Cena do filme "Medida Provisória", com direção de Lázaro Ramos e estrelado por Tais Araújo e Alfred Enoch, com etreia nesta quinta nos cinemas do Brasil
Lázaro Ramos é um artista desses que nos fazem voltar a acreditar no Brasil. Desde a adolescência, sempre o achei um ator acima da média, mas , com “Medida Provisória”, ele mostra uma versatilidade e espírito de compromisso com o país que ele, com brilho nos olhos, afirma ainda “ter esperança”, em entrevista concedida nesta semana ao Roda Viva, da TV Cultura.
O filme, segundo o ator, sofreu censura do atual governo. Ele ficou pronto em 2019, porém, somente agora foi liberado. Estava emperrado em diversas burocracias, e, segundo Lázaro, a Ancine foi uma das maiores responsáveis por isso.
“O que sabemos é que um membro do governo puxou um boicote lá atrás, dizendo que o filme foi feito para falar mal do ‘messias’. Depois, a gente precisava de uma simples assinatura para trocar nossa distribuidora e isso demorou um ano e alguns meses para acontecer”, explica Lázaro. “Censura também se faz com burocracia e foi isso o que aconteceu. O flerte com a censura é expediente desse governo, a gente sabe”, disse ele ao Roda Viva.
Lázaro explica que ele e Taís Araújo tiveram que ir até a imprensa para relatar os acontecimentos, o que acabou liberando o filme agora, ironicamente, às vésperas das eleições no Brasil. Digo ironicamente, pois ele meche com temas bastante incômodos ao governo Bolsonaro. Tanto que provocou diversos ataques por parte de alguns membros da base bolsonarista. Mario Frias, Sérgio Camargo e Eduardo Bolsonaro foram uns dos que investiram contra o casal nas redes sociais. O ex-secretário de cultura disse que Taís Araujo vive em uma realidade paralela, já Sérgio Camargo e Eduardo Bolsonaro insinuaram que o casal de atores não trabalha.
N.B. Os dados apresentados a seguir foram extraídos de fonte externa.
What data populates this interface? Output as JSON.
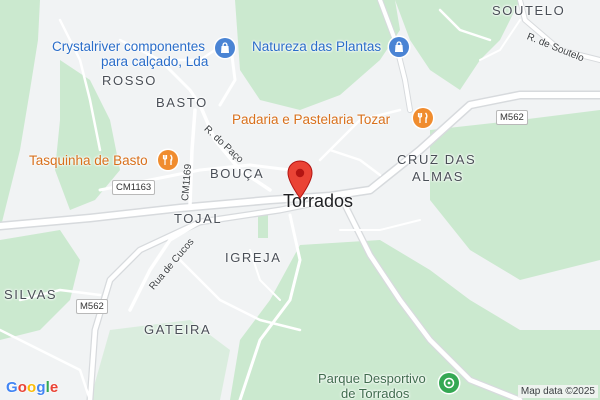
{
  "map": {
    "center_town": "Torrados",
    "areas": [
      "SOUTELO",
      "ROSSO",
      "BASTO",
      "BOUÇA",
      "TOJAL",
      "IGREJA",
      "CRUZ DAS",
      "ALMAS",
      "SILVAS",
      "GATEIRA"
    ],
    "streets": [
      "R. de Soutelo",
      "R. do Paço",
      "CM1169",
      "Rua de Cucos"
    ],
    "route_shields": [
      "M562",
      "CM1163",
      "M562"
    ],
    "pois": {
      "crystalriver_line1": "Crystalriver componentes",
      "crystalriver_line2": "para calçado, Lda",
      "natureza": "Natureza das Plantas",
      "padaria": "Padaria e Pastelaria Tozar",
      "tasquinha": "Tasquinha de Basto",
      "parque_line1": "Parque Desportivo",
      "parque_line2": "de Torrados"
    },
    "icons": {
      "shopping": "shopping-bag-icon",
      "food": "restaurant-icon",
      "park": "park-icon",
      "pin": "location-pin-icon"
    },
    "colors": {
      "land": "#f1f3f4",
      "green": "#cbe9cf",
      "road": "#ffffff",
      "road_outline": "#d7dadd",
      "poi_blue": "#2a6dc9",
      "poi_orange": "#d8701c",
      "poi_green": "#3f6b4d",
      "pin_red": "#ea4335"
    },
    "logo": [
      "G",
      "o",
      "o",
      "g",
      "l",
      "e"
    ],
    "attribution": "Map data ©2025"
  }
}
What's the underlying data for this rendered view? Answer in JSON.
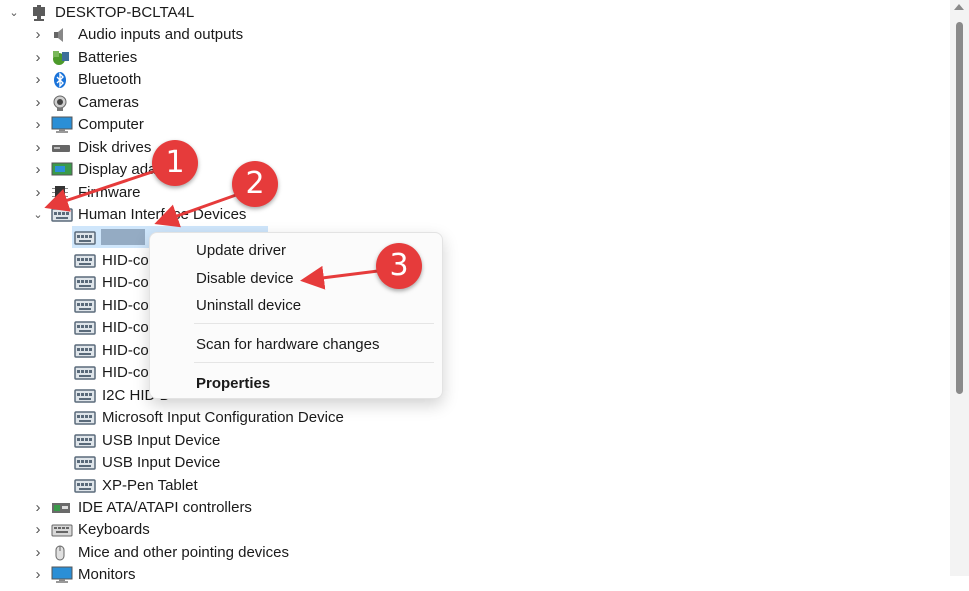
{
  "tree": {
    "computer_name": "DESKTOP-BCLTA4L",
    "categories": [
      {
        "label": "Audio inputs and outputs",
        "icon": "speaker-icon"
      },
      {
        "label": "Batteries",
        "icon": "battery-icon"
      },
      {
        "label": "Bluetooth",
        "icon": "bluetooth-icon"
      },
      {
        "label": "Cameras",
        "icon": "camera-icon"
      },
      {
        "label": "Computer",
        "icon": "monitor-icon"
      },
      {
        "label": "Disk drives",
        "icon": "disk-drive-icon"
      },
      {
        "label": "Display adapters",
        "icon": "display-adapter-icon"
      },
      {
        "label": "Firmware",
        "icon": "firmware-chip-icon"
      },
      {
        "label": "Human Interface Devices",
        "icon": "hid-icon"
      },
      {
        "label": "IDE ATA/ATAPI controllers",
        "icon": "ide-controller-icon"
      },
      {
        "label": "Keyboards",
        "icon": "keyboard-icon"
      },
      {
        "label": "Mice and other pointing devices",
        "icon": "mouse-icon"
      },
      {
        "label": "Monitors",
        "icon": "monitor-icon"
      }
    ],
    "hid_children": [
      {
        "label": ""
      },
      {
        "label": "HID-co"
      },
      {
        "label": "HID-co"
      },
      {
        "label": "HID-co"
      },
      {
        "label": "HID-co"
      },
      {
        "label": "HID-co"
      },
      {
        "label": "HID-co"
      },
      {
        "label": "I2C HID D"
      },
      {
        "label": "Microsoft Input Configuration Device"
      },
      {
        "label": "USB Input Device"
      },
      {
        "label": "USB Input Device"
      },
      {
        "label": "XP-Pen Tablet"
      }
    ]
  },
  "context_menu": {
    "update_driver": "Update driver",
    "disable_device": "Disable device",
    "uninstall_device": "Uninstall device",
    "scan_hardware": "Scan for hardware changes",
    "properties": "Properties"
  },
  "annotations": {
    "step1": "1",
    "step2": "2",
    "step3": "3"
  },
  "colors": {
    "selection": "#cfe6fb",
    "annotation_red": "#e63b3b",
    "hid_icon": "#5a6a7a"
  }
}
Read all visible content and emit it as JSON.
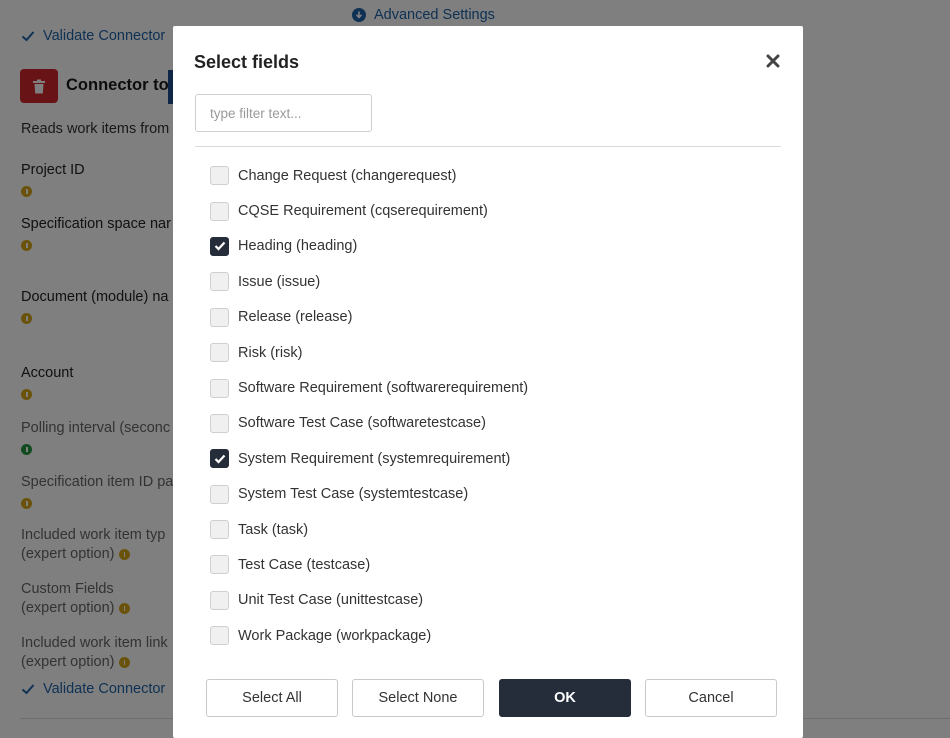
{
  "background": {
    "validate_link_top": "Validate Connector",
    "advanced_settings": "Advanced Settings",
    "connector_title": "Connector to",
    "description": "Reads work items from",
    "fields": [
      {
        "label": "Project ID",
        "note": ""
      },
      {
        "label": "Specification space nar",
        "note": ""
      },
      {
        "label": "Document (module) na",
        "note": ""
      },
      {
        "label": "Account",
        "note": ""
      },
      {
        "label": "Polling interval (seconc",
        "note": ""
      },
      {
        "label": "Specification item ID pa",
        "note": ""
      },
      {
        "label": "Included work item typ",
        "note": "(expert option)"
      },
      {
        "label": "Custom Fields",
        "note": "(expert option)"
      },
      {
        "label": "Included work item link",
        "note": "(expert option)"
      }
    ],
    "validate_link_bottom": "Validate Connector"
  },
  "modal": {
    "title": "Select fields",
    "filter_placeholder": "type filter text...",
    "filter_value": "",
    "items": [
      {
        "label": "Change Request (changerequest)",
        "checked": false
      },
      {
        "label": "CQSE Requirement (cqserequirement)",
        "checked": false
      },
      {
        "label": "Heading (heading)",
        "checked": true
      },
      {
        "label": "Issue (issue)",
        "checked": false
      },
      {
        "label": "Release (release)",
        "checked": false
      },
      {
        "label": "Risk (risk)",
        "checked": false
      },
      {
        "label": "Software Requirement (softwarerequirement)",
        "checked": false
      },
      {
        "label": "Software Test Case (softwaretestcase)",
        "checked": false
      },
      {
        "label": "System Requirement (systemrequirement)",
        "checked": true
      },
      {
        "label": "System Test Case (systemtestcase)",
        "checked": false
      },
      {
        "label": "Task (task)",
        "checked": false
      },
      {
        "label": "Test Case (testcase)",
        "checked": false
      },
      {
        "label": "Unit Test Case (unittestcase)",
        "checked": false
      },
      {
        "label": "Work Package (workpackage)",
        "checked": false
      }
    ],
    "buttons": {
      "select_all": "Select All",
      "select_none": "Select None",
      "ok": "OK",
      "cancel": "Cancel"
    }
  },
  "colors": {
    "accent": "#252c3a",
    "link": "#1f63a8",
    "danger": "#d0262d",
    "info_yellow": "#d4a514",
    "info_green": "#22963f"
  }
}
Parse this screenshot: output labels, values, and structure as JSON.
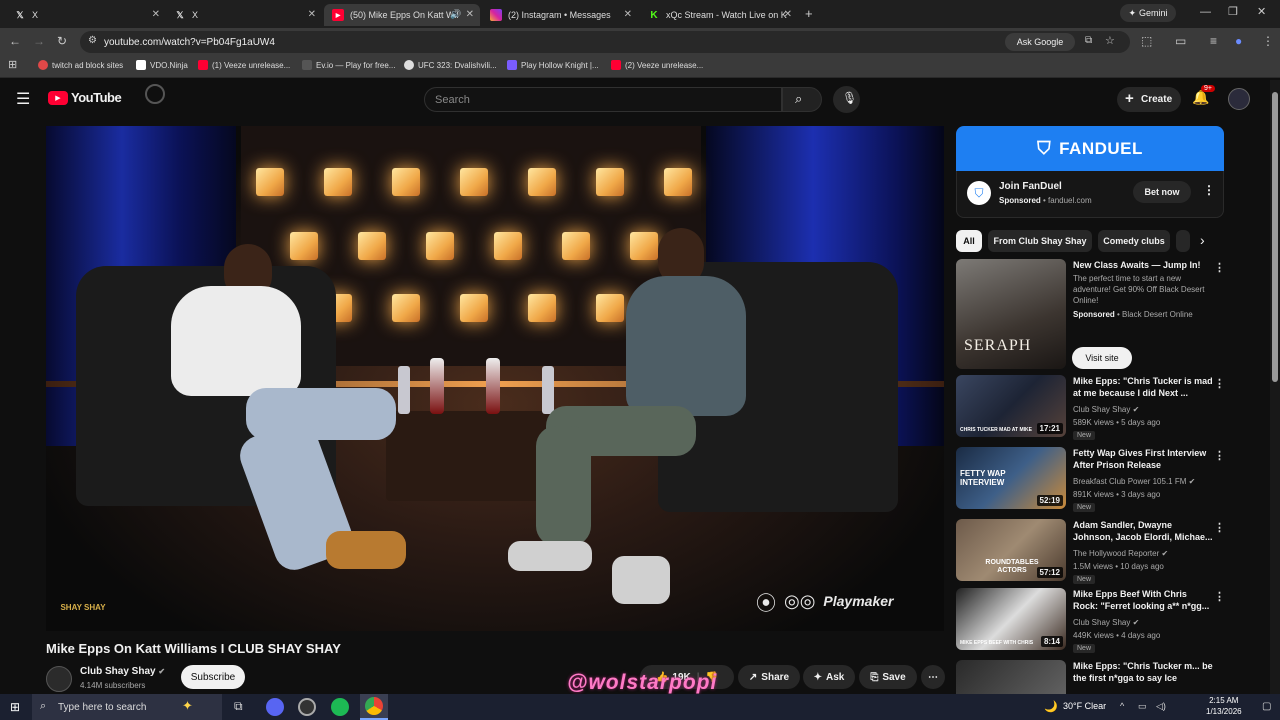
{
  "browser": {
    "tabs": [
      {
        "label": "X",
        "icon": "x-logo-icon"
      },
      {
        "label": "X",
        "icon": "x-logo-icon"
      },
      {
        "label": "(50) Mike Epps On Katt Wil",
        "icon": "youtube-icon"
      },
      {
        "label": "(2) Instagram • Messages",
        "icon": "instagram-icon"
      },
      {
        "label": "xQc Stream - Watch Live on K",
        "icon": "kick-icon"
      }
    ],
    "gemini_label": "Gemini",
    "url": "youtube.com/watch?v=Pb04Fg1aUW4",
    "ask_google": "Ask Google",
    "bookmarks": [
      "twitch ad block sites",
      "VDO.Ninja",
      "(1) Veeze unrelease...",
      "Ev.io — Play for free...",
      "UFC 323: Dvalishvili...",
      "Play Hollow Knight |...",
      "(2) Veeze unrelease..."
    ]
  },
  "youtube": {
    "logo_text": "YouTube",
    "search_placeholder": "Search",
    "create_label": "Create",
    "notif_count": "9+"
  },
  "video": {
    "title": "Mike Epps On Katt Williams I CLUB SHAY SHAY",
    "channel": "Club Shay Shay",
    "subscribers": "4.14M subscribers",
    "subscribe_label": "Subscribe",
    "like_count": "19K",
    "share_label": "Share",
    "ask_label": "Ask",
    "save_label": "Save",
    "overlay_logo": "SHAY SHAY",
    "overlay_brand": "Playmaker"
  },
  "ad": {
    "brand": "FANDUEL",
    "title": "Join FanDuel",
    "sponsored": "Sponsored",
    "domain": "fanduel.com",
    "cta": "Bet now"
  },
  "chips": [
    "All",
    "From Club Shay Shay",
    "Comedy clubs"
  ],
  "recommendations": [
    {
      "title": "New Class Awaits — Jump In!",
      "desc": "The perfect time to start a new adventure! Get 90% Off Black Desert Online!",
      "sponsored": "Sponsored",
      "advertiser": "Black Desert Online",
      "cta": "Visit site",
      "thumb_text": "SERAPH"
    },
    {
      "title": "Mike Epps: \"Chris Tucker is mad at me because I did Next ...",
      "channel": "Club Shay Shay",
      "meta": "589K views • 5 days ago",
      "badge": "New",
      "duration": "17:21",
      "thumb_text": "CHRIS TUCKER MAD AT MIKE"
    },
    {
      "title": "Fetty Wap Gives First Interview After Prison Release",
      "channel": "Breakfast Club Power 105.1 FM",
      "meta": "891K views • 3 days ago",
      "badge": "New",
      "duration": "52:19",
      "thumb_text": "FETTY WAP INTERVIEW"
    },
    {
      "title": "Adam Sandler, Dwayne Johnson, Jacob Elordi, Michae...",
      "channel": "The Hollywood Reporter",
      "meta": "1.5M views • 10 days ago",
      "badge": "New",
      "duration": "57:12",
      "thumb_text": "ROUNDTABLES ACTORS"
    },
    {
      "title": "Mike Epps Beef With Chris Rock: \"Ferret looking a** n*gg...",
      "channel": "Club Shay Shay",
      "meta": "449K views • 4 days ago",
      "badge": "New",
      "duration": "8:14",
      "thumb_text": "MIKE EPPS BEEF WITH CHRIS"
    },
    {
      "title": "Mike Epps: \"Chris Tucker m... be the first n*gga to say Ice",
      "channel": "Club Shay Shay",
      "meta": "",
      "badge": "",
      "duration": "",
      "thumb_text": ""
    }
  ],
  "taskbar": {
    "search_placeholder": "Type here to search",
    "weather": "30°F Clear",
    "time": "2:15 AM",
    "date": "1/13/2026"
  },
  "watermark": "@wolstarpopi",
  "colors": {
    "fanduel_blue": "#1e7ff2",
    "youtube_red": "#ff0033",
    "watermark_pink": "#ff7ac6"
  }
}
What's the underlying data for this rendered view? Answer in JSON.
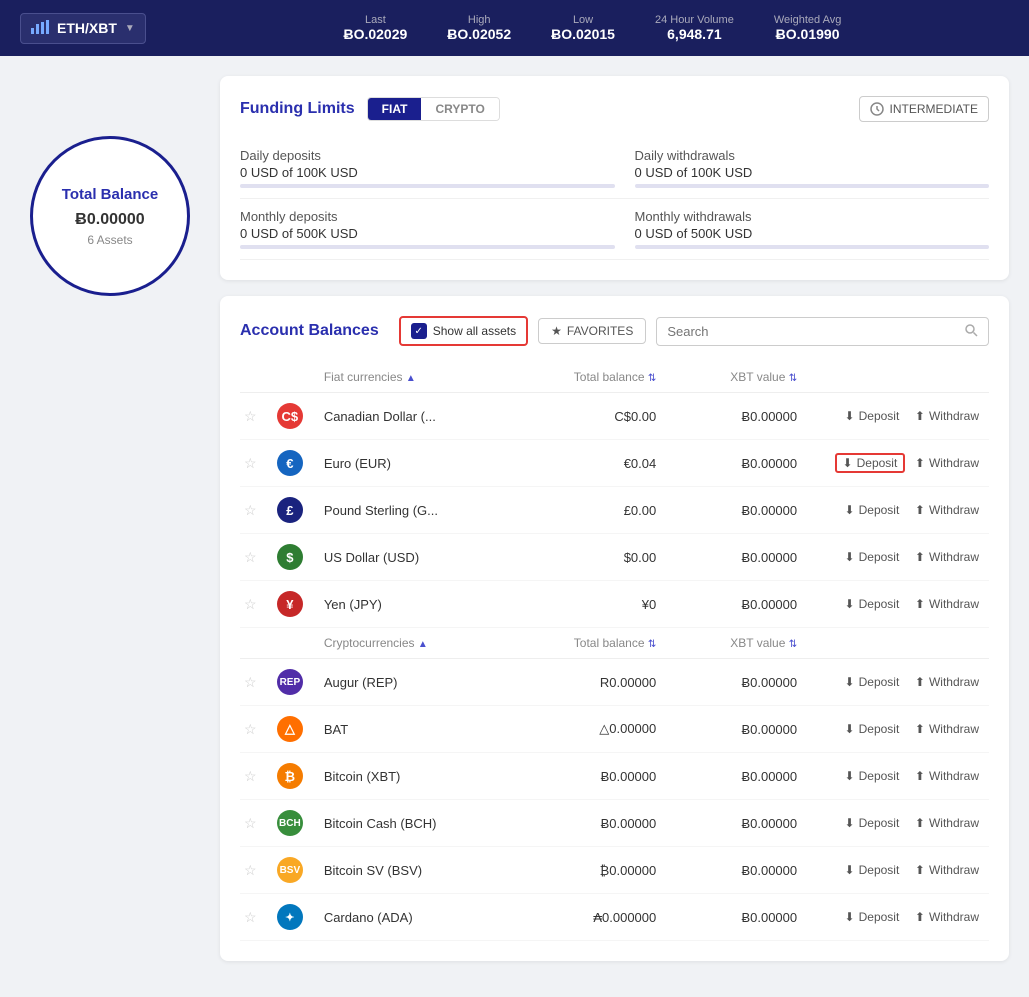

No entanto, pelo efeito reverso às vésperas das eleições, o governo não esperava. Devido os ataques, o filme tem explodido em comentários nas redes sociais, e aqui em Belém, o Cine Líbero Luxardo já anunciou que irá abrir sessões especiais a partir do dia 21. No Brasil, Medida Provisória estreia nas telonas nesta quinta (14).
Medida Provisória conta a história de um Brasil num futuro distópico, onde o governo publica uma medida que obriga todos os negros a voltarem para a África. Entre eles está o casal vivido por Taís Araújo e Alfred Enoch -ator anglo-brasileiro que consagrou-se ao viver o bruxo Dino Thomas, da saga Harry Potter. Na trama principal, o casal luta pra ficar junto em meio à perseguição e confinamento.
Além deles, e elenco arrebatador traz também Seu Jorge, Adriana Esteves, Renata Sorrah e Emicida. O racismo institucionalizado é colocado em pauta e por isso se assemelha à própria realidade brasileira atual.
Numa linguagem que dialoga com a produção audiovisual contemporânea, com temas sociais embalados dentro de enredos que levam situações normalizadas no cotidiano aos seus extremos, o filme chegou a ser comparado à série britânica “Black Mirror” e o coreano vencedor do Oscar “Parasita”.
“Quando a gente fez o filme, era para ele ser um alerta de coisas que a gente não queria que acontecessem, mas várias aconteceram, o que o tornou ainda mais urgente, principalmente em ano eleitoral. Se há várias semelhanças entre o Brasil e o filme, isso significa que a gente tem que parar para conversar de novo, porque a gente fez escolhas erradas no caminho”, diz Lázaro.